N.A: Sim, é uma Luna e George. Sim, LUNA E GEORGE.

Não perguntem.

Isso.

Não peguntem.

N.A: Música utilizada: Storm, Lifehouse


Impune

"How long have I been in this storm?
So overwhelmed by the ocean's shapeless form
Water's getting harder to tread
With these waves crashing over my head"

O sino da porta bateu, e George assumiu um ar desanimado. Por que não podiam deixá-lo em paz, sozinho?

- A loja está fechada. – disse, sem nem ao menos se virar para olhar quem entrava. Não importava quem entrava, não importava mais quem vivia. Parte dele havia ido embora e nunca mais retornaria, e isso era tudo o que tinha importância agora.

- Ah... – ele ouviu uma voz distante dizer, em um tom um tanto surpreso - que pena. Eu ainda não tinha conseguido vir aqui, sabe? Dizem que é muito bom... E então ano passado eu ia vir com papai, mas não consegui, porque os Comensais me levaram. – houve uma pausa, e George quase deixou um sorriso aparecer em seus lábios. Reconhecia aquela voz. - Eu vim visitar o Sr. Olivaras, um homem muito bom, sabe? Ajudou-me muito quando estávamos presos. Mas se está fechada... É uma pena.

George se voltou em tempo de ver o longo cabelo loiro e de aparência suja dançar pelas costas da garota que agora andava em direção à porta.

- Eu posso fazer uma exceção para você, Luna.

A garota se virou e arregalou os olhos em espanto.

- Você lembra meu nome! – George finalmente deixou um sorriso fraco surgir.

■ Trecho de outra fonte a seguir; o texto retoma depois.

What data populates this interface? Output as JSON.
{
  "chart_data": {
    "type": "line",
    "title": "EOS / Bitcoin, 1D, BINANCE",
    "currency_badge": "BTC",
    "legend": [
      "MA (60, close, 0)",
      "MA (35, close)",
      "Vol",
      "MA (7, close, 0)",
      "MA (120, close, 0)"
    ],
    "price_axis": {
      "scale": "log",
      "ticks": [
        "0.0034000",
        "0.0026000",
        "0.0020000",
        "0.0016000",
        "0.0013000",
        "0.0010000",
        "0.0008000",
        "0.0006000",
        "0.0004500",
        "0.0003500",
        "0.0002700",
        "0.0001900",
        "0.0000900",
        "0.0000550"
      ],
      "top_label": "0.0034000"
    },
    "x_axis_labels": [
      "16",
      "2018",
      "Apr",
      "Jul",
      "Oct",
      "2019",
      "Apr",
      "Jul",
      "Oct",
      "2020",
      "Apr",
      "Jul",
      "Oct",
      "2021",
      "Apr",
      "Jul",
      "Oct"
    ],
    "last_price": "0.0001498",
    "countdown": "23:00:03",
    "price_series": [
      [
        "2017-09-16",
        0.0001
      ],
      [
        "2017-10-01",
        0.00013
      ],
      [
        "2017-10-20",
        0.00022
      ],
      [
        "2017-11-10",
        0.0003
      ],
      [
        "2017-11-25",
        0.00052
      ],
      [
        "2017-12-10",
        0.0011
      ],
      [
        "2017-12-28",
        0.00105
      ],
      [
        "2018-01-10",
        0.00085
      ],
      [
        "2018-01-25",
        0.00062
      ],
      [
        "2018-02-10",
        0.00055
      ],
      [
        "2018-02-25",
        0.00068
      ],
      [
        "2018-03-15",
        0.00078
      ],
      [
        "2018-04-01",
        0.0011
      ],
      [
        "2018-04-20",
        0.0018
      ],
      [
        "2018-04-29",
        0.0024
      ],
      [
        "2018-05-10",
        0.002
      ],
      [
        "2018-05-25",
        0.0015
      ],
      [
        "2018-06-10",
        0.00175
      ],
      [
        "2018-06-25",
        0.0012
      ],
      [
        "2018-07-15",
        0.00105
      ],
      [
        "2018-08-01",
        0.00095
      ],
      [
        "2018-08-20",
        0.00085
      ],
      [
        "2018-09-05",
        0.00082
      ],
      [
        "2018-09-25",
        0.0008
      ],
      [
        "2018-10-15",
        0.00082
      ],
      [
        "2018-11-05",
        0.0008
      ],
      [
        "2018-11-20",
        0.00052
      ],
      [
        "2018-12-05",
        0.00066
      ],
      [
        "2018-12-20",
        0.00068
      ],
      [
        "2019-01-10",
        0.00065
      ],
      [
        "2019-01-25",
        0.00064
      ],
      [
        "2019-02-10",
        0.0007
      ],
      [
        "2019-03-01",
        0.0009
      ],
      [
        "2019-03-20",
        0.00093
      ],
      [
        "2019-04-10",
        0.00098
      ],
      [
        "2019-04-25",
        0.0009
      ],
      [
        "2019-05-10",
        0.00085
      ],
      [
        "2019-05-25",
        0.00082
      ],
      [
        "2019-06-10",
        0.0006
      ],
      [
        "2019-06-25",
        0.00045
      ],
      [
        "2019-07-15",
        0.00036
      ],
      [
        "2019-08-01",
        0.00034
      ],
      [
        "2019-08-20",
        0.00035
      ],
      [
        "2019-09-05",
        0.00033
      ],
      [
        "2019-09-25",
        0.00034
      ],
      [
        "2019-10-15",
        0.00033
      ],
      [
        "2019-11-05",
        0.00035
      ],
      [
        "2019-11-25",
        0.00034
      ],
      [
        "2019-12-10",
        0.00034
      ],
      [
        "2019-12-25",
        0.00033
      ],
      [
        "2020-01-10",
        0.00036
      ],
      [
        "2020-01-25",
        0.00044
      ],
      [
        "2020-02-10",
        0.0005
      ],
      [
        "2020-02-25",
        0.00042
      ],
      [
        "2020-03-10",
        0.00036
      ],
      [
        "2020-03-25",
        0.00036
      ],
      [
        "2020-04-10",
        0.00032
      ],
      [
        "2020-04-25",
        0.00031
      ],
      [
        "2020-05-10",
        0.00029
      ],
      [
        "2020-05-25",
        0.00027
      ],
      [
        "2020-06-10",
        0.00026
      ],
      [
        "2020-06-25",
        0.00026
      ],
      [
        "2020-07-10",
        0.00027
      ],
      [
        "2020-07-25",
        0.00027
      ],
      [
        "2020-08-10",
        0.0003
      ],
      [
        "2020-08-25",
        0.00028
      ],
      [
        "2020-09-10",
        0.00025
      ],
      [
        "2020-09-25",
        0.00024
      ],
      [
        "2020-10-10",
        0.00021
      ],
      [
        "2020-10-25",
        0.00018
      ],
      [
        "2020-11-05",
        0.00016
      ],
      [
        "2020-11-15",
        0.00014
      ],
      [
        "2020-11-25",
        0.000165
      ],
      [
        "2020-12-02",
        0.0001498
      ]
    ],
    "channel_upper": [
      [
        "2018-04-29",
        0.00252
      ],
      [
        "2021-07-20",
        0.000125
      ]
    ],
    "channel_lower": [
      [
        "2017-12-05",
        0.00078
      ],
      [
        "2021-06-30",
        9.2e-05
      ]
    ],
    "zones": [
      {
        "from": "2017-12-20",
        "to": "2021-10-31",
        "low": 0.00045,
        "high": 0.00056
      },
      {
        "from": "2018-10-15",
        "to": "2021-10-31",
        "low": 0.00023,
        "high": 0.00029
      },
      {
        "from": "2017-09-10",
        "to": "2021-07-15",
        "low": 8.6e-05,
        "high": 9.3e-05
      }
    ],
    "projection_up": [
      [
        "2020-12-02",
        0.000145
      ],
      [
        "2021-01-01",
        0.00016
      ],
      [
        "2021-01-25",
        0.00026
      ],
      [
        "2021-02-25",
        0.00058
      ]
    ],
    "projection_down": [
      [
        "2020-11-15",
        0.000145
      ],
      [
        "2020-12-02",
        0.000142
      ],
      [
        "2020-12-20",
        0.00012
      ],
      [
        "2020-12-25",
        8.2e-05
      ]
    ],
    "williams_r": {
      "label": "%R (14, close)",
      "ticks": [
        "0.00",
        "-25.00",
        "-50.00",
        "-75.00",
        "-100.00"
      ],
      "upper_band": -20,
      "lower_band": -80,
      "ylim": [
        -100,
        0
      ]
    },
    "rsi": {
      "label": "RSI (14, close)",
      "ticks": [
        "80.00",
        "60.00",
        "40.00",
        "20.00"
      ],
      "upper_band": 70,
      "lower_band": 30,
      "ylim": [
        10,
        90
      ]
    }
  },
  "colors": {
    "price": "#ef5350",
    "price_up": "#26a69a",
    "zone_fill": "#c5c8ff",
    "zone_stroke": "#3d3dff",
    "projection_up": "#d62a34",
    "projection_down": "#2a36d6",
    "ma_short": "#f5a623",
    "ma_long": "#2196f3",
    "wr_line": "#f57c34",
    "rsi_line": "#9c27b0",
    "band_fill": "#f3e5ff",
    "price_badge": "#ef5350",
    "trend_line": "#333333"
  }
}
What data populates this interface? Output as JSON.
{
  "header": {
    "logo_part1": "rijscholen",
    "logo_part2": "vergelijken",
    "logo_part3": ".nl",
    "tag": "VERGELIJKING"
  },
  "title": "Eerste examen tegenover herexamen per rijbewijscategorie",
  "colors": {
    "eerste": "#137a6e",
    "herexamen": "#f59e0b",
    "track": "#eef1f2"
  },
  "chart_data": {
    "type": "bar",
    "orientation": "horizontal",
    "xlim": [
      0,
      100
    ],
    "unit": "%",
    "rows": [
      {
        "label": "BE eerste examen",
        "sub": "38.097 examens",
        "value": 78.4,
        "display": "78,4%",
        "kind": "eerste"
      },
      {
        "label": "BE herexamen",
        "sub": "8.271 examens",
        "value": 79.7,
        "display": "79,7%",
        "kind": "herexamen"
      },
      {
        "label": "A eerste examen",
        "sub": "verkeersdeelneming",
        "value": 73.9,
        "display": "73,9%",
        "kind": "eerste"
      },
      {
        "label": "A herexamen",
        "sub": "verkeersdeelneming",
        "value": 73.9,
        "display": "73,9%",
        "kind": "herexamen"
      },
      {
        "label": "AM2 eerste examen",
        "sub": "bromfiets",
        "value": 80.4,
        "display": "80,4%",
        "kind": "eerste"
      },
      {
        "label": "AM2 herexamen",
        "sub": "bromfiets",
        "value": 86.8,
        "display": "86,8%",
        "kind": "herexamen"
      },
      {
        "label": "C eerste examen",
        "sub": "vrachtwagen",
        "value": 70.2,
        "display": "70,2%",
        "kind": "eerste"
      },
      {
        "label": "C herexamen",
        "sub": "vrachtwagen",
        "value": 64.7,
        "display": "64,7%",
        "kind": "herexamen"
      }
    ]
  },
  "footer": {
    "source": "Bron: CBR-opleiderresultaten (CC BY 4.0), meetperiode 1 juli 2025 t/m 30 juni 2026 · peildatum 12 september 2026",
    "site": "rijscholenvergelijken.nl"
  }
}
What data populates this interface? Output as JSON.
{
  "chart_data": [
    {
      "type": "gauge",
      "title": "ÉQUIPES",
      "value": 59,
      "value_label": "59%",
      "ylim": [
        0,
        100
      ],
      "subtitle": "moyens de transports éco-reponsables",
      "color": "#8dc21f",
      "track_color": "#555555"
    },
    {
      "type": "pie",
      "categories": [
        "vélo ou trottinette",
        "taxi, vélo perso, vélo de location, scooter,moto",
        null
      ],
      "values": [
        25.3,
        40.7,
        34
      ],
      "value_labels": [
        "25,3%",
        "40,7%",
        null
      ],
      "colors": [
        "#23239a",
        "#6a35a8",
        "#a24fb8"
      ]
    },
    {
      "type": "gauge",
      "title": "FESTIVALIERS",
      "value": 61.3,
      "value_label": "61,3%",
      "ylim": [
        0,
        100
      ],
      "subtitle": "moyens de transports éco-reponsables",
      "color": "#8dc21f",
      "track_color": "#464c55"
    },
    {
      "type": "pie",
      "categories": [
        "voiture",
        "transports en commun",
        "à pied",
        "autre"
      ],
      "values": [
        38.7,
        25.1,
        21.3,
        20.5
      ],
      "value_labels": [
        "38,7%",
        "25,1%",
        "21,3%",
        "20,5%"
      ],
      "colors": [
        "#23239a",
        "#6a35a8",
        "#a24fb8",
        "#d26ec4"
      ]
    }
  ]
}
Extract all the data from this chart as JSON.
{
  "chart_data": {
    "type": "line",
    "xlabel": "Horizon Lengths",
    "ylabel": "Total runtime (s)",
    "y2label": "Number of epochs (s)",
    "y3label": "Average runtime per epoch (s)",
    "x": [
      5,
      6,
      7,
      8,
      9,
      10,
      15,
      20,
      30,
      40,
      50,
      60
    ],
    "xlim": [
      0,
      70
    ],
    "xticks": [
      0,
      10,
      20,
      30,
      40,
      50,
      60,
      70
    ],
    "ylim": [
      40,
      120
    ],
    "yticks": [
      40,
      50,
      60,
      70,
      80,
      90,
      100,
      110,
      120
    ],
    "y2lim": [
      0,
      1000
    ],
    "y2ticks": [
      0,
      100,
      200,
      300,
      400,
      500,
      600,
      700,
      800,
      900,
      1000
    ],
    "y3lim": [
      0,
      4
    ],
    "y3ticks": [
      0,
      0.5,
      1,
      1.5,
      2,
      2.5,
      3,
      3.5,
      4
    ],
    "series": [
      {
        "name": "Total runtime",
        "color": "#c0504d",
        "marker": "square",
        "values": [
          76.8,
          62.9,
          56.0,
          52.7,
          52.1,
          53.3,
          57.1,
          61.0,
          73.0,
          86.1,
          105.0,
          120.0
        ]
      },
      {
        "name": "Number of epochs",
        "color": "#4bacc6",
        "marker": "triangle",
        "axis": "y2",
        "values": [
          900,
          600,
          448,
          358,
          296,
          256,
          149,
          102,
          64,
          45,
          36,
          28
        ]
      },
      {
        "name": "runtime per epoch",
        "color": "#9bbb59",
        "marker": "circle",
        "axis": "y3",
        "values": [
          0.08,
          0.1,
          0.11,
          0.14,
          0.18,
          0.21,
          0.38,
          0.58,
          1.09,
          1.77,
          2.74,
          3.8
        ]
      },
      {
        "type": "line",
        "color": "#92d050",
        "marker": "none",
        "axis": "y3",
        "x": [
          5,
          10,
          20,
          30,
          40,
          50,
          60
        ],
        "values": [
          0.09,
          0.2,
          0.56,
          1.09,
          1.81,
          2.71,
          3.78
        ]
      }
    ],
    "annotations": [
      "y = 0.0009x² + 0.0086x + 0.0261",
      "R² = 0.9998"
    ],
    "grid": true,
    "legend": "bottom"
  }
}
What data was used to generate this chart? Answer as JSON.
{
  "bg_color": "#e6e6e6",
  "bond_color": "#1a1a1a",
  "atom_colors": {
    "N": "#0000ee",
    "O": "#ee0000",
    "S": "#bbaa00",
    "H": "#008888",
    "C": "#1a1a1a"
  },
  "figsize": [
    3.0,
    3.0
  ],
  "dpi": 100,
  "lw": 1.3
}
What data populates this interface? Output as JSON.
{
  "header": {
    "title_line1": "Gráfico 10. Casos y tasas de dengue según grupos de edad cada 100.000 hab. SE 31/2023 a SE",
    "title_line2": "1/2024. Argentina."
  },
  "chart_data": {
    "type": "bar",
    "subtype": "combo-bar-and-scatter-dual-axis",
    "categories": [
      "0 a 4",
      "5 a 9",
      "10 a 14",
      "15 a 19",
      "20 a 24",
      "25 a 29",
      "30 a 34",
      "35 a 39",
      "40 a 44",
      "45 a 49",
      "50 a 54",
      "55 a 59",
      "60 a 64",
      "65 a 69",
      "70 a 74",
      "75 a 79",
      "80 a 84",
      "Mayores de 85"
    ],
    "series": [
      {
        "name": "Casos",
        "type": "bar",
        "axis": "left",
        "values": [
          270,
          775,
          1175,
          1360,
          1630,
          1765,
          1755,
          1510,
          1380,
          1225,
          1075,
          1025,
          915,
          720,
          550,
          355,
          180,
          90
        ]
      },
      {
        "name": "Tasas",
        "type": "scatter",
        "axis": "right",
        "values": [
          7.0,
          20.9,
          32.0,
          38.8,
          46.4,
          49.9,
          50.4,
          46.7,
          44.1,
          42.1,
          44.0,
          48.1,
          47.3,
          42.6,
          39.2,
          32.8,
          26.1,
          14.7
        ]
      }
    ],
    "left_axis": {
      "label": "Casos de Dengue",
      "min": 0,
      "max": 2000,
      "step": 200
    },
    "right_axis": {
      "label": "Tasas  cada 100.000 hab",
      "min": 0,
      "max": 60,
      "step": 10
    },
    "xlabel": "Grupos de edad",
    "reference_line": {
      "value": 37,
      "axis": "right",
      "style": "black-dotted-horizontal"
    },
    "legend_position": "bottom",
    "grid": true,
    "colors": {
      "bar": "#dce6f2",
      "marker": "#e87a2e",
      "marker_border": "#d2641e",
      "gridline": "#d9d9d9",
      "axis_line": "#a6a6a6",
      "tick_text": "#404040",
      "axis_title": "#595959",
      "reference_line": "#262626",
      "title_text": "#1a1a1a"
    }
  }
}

- Claro que lembro. Estávamos juntos na A.D., não é?

- Sim, estávamos... Você e seu irmão eram muito engraçados, nunca mexeram comigo. – ela fez uma pausa, e George deixou-se analisar pelos olhos protuberantes - Eu gostava de vocês.

O sorriso sumiu e George desviou o olhar, fixando-o nas prateleiras à sua volta.

- Mas eu acho que você não quer falar nele, não é? As pessoas normalmente não gostam de falar de quem se vai. Parece que dói. Dói, na verdade. É como um pedacinho seu que vai embora e não volta... – George voltou a encarar a garota, que tinha o seu sempre vago ar marcado por uma tristeza tão pura que a deixava quase bela. Os traços finos, e que sempre tinham um ar surpreso ou estranho, agora tinham um tom sereno, como se ela conhecesse a dor dele e estivesse transpondo-a para palavras - Na verdade, não volta... Nunca vai voltar. Mas era um pedacinho seu, então sempre vai estar com você, mesmo que não esteja aqui. – os grandes olhos azuis fixaram-se nos olhos de George, e ele se descobriu incapaz de desviar o olhar, nem mesmo quando uma lágrima solitária caiu pelo seu rosto.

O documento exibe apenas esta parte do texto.